Erica De Bruin
Associate Professor of Government, Hamilton College
I am an Associate Professor of Government at Hamilton College, where my research focuses on civil-military relations, civil war, and policing. Starting July 2022, I am also serving as Associate Chair of the Government Department.
My book, How to Prevent Coups d’état: Counterbalancing and Regime Survival, was published by Cornell University Press in 2020. My research has been published or is forthcoming in the Journal of Peace Research, Journal of Conflict Resolution, Armed Forces and Society, Small Wars & Insurgencies, International Studies Review, and The Journal of the Middle East and Africa, as well as Foreign Affairs, The Washington Post, and Political Violence at a Glance.

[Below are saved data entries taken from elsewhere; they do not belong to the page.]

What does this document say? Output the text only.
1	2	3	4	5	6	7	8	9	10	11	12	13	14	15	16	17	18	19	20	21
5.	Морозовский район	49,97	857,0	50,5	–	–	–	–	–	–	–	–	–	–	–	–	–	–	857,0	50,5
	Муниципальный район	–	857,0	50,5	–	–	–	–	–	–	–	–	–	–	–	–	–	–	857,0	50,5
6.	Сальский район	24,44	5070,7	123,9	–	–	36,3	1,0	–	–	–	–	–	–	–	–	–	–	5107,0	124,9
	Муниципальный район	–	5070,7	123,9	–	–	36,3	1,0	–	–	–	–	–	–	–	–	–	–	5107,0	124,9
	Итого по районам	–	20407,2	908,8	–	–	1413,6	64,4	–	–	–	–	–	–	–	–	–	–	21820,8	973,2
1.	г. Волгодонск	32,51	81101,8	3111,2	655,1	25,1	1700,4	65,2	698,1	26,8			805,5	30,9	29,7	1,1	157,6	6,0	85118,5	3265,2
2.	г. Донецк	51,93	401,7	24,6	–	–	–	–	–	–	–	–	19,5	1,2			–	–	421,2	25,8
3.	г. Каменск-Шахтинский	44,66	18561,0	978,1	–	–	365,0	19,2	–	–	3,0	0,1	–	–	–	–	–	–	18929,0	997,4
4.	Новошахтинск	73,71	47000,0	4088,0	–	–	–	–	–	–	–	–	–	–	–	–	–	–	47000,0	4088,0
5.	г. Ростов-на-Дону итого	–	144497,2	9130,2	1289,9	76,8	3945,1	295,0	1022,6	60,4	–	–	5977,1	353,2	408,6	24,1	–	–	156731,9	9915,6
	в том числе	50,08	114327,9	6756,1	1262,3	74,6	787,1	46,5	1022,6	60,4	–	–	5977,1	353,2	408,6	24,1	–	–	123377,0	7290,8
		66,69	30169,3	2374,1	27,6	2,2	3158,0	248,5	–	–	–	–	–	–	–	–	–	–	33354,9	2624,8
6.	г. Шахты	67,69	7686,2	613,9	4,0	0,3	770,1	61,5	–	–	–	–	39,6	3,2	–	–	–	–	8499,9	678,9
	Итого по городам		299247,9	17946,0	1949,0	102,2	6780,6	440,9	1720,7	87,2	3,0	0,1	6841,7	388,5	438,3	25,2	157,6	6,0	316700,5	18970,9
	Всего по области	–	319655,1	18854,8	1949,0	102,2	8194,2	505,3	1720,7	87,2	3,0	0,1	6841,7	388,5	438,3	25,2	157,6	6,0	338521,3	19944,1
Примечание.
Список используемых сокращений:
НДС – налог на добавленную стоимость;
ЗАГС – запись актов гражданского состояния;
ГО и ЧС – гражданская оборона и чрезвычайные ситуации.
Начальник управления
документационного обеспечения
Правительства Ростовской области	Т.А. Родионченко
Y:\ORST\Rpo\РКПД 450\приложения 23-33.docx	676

It has also been mentioned in the New Yorker, New York Times, Washington Post, Newsweek, Vox, Slate, Bloomberg, and MSNBC, among other places.
I am currently working on a National Science Foundation-funded project on the determinants of civilian support for criminal and political armed groups in Colombia, as well as a new project on the causes and consequences of militarized policing supported by the American Political Science Association's Centennial Center.
I received a PhD from the Department of Political Science at Yale University in 2014, and a BA from Columbia University in 2004. I worked previously as a Research Associate in U.S. Foreign Policy and International Law at the Council on Foreign Relations and as a Research Associate in the Fellows Program at the New America Foundation in Washington, D.C. During the 2020-2021 academic year, I was a Non-Resident Fellow at the Modern War Institute at the United States Military Academy at West Point.
At Hamilton, I am the Director of the Justice and Security Program at the Arthur Levitt Public Affairs Center, and organize the Women in Political Science lecture series. I teach courses on international security, civil-military relations, civil wars, and U.S. foreign policy.